Clear, straightforward, but it could be more compelling. After receiving the letter, I suggested a rewrite that began as follows:

Dear Friend:
Picture a shopper pushing a cart down a supermarket aisle. Like everybody else, she grabs different items from the shelves: a can of soup, a jar of peanuts, a few ears of fresh corn, a gallon of milk. Unlike everybody else, however, this particular shopper is wearing a blindfold. Although she’s blithely filling her cart, she doesn’t really know what she’s putting in it. And here’s the surprise ending: that shopper is you.

Which letter would you keep reading? Genetic engineering is both topical and controversial, and you don’t have to stretch to make it personal, but the first version diffuses all of the issue’s heat with abstract language. Version #2, on the other hand, is written to engage the reader’s imagination from word one.

So take another look at that press release you’re about to send — does it say you’re working to help bus and train riders, or are you still calling them “the transit dependent”? And that upcoming report on your worthy efforts to remove dams and return a river to its natural state: will anybody care that you have “produced a waterway that emulates the natural hydrograph”? When you turn every day stuff into multisyllabic jargon, you only build a wall between your audience and your message, and your message is too important to be shut out. Keep it simple. Say what you mean. Remember those four folks in the bar.

Solution to Game 1: the “Male with a beer” and the “17-yr. old Male.”



 free-range follow-up

From the “Messages are Everywhere” File
Is That a Story in Your Pocket.?

Since issue #1 of this newsletter, I’ve reiterated the point “everything you do carries your message,” and another striking example may be jingling in your pocket as you read this. Under the inspired direction of Philip Diehl, the U.S. Mint recently produced a new gold dollar coin bearing the image of Sacagawea, the Shoshone woman who guided Lewis and Clark in their historic expedition across America.

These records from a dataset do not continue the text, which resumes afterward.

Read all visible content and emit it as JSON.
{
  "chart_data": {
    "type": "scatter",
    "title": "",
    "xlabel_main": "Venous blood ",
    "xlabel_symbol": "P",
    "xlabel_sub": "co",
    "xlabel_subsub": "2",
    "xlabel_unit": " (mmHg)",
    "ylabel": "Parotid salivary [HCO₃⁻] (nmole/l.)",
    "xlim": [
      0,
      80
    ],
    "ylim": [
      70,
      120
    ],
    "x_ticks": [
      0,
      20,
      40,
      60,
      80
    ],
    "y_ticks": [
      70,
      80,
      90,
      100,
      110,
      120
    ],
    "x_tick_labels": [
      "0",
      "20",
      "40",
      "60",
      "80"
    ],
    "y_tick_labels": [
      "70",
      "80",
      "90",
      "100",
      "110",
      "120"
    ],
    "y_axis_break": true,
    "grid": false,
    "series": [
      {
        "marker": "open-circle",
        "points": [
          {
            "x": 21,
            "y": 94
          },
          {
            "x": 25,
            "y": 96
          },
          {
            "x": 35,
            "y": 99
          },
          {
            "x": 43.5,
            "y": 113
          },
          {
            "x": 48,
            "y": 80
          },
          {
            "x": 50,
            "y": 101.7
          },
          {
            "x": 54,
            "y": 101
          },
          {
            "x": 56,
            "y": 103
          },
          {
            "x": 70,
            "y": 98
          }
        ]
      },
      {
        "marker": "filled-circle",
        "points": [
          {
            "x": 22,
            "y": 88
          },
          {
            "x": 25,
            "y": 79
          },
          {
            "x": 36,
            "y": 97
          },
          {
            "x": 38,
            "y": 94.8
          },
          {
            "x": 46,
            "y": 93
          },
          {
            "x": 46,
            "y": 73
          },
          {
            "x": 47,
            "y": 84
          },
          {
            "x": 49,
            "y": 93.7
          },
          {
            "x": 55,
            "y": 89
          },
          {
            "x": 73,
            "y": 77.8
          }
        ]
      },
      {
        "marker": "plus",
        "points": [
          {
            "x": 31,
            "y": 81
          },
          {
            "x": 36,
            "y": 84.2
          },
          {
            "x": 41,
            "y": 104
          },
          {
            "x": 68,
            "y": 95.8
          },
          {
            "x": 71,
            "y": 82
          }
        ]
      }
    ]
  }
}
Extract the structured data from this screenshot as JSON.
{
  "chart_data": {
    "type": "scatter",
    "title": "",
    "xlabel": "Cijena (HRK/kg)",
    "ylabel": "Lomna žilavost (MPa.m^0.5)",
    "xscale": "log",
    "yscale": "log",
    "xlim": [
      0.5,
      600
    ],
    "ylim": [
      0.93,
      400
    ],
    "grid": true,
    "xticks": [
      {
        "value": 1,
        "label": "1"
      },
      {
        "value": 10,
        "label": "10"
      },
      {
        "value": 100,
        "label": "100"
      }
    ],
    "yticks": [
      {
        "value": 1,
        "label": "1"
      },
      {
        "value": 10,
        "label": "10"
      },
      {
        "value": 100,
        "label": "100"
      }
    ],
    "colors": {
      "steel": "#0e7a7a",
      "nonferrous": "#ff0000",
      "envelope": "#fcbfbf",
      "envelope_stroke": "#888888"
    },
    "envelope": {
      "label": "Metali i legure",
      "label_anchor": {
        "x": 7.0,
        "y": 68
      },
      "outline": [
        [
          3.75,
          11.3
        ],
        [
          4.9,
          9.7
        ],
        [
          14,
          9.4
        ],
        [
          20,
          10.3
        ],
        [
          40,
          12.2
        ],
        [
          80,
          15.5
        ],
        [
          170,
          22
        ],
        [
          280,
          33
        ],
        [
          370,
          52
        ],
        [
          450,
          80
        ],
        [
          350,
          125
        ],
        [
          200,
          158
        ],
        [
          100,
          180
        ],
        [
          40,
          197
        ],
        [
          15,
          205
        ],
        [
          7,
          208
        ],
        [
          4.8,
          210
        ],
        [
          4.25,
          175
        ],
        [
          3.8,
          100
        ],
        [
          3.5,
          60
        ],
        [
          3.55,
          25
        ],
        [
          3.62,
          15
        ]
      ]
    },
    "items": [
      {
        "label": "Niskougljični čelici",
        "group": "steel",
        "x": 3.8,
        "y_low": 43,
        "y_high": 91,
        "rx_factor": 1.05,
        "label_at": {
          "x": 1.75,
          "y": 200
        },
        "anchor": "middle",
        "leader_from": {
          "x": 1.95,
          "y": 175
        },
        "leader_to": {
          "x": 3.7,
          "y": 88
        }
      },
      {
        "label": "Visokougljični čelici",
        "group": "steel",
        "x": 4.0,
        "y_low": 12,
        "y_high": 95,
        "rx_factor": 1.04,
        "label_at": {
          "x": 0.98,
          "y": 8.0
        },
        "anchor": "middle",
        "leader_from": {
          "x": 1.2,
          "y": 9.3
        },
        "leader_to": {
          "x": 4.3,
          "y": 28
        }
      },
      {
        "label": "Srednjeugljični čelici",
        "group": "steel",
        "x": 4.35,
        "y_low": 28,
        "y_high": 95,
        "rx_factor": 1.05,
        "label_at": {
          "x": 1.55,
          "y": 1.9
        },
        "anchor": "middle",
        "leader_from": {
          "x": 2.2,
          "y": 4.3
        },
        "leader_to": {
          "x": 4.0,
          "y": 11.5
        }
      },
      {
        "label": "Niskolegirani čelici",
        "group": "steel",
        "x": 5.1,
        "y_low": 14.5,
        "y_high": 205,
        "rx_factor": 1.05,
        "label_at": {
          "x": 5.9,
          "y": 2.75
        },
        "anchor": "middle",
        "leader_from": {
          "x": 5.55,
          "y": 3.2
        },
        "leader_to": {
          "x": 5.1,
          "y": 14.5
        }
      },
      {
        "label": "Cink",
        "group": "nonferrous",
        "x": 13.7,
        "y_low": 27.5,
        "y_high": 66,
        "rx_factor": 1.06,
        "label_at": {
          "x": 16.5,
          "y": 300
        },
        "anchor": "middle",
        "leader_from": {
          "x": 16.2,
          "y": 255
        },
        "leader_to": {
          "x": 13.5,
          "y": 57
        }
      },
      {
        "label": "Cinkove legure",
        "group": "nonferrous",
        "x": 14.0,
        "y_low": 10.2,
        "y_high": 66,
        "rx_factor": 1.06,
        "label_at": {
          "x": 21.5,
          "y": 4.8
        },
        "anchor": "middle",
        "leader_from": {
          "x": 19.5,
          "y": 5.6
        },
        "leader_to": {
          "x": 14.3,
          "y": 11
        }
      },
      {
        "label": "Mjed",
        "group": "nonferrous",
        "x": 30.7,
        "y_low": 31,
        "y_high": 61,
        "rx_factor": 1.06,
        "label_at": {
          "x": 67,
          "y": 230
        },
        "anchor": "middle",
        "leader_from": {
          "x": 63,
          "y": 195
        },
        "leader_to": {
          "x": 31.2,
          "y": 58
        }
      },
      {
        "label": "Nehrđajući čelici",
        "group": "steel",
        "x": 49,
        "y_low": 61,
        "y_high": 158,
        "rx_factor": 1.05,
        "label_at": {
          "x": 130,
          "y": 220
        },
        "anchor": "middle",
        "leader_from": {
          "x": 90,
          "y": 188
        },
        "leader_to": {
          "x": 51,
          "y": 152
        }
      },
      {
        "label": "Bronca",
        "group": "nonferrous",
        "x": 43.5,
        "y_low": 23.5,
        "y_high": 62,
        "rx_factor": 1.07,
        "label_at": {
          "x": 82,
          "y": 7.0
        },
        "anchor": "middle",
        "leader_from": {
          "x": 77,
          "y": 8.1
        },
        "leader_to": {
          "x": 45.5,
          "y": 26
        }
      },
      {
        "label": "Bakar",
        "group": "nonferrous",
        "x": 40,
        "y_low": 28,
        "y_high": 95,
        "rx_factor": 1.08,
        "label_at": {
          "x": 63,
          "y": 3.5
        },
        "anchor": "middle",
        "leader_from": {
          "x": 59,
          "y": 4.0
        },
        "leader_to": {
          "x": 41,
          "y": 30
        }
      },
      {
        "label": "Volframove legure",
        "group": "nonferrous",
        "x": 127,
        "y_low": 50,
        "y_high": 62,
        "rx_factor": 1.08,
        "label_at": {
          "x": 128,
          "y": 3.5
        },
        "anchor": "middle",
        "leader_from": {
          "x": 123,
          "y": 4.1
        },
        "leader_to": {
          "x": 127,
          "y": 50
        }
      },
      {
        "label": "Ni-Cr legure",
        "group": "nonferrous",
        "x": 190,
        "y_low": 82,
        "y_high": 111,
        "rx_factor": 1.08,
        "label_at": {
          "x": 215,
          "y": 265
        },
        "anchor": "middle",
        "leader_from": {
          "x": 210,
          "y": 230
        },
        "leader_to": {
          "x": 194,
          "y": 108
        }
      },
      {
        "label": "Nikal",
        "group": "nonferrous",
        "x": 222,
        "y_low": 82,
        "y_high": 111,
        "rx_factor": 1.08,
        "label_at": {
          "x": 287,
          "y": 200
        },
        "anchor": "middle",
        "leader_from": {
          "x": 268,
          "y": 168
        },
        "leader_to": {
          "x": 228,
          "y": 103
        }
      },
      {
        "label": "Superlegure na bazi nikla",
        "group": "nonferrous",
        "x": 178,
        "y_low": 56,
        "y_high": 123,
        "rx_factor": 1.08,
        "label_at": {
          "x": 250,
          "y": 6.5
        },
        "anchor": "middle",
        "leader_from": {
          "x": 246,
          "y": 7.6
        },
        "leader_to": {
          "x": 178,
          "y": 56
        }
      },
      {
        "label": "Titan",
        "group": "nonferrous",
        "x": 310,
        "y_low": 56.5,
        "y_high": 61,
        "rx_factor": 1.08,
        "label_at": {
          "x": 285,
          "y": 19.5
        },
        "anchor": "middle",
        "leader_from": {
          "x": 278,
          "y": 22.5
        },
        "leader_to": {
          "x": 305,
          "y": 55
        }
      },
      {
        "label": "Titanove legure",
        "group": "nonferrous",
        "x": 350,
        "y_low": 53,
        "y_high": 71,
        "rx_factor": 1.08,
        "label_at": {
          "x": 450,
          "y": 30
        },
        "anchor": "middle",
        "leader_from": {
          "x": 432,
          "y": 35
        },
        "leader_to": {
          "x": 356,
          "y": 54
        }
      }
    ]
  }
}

The reason the mint chose a Native American woman for the new dollar – as opposed to yet another dead president – is largely due to Diehl’s belief that a nation’s coins can make two kinds of change. “The inclusion of our storytelling and values, of the culture of the country” are part of a coin’s purpose, said Diehl in a recent New York Times interview. And now, from a government position that was touted as “passive” and “bureaucratic,” Diehl is changing the way we think about important people from America’s past.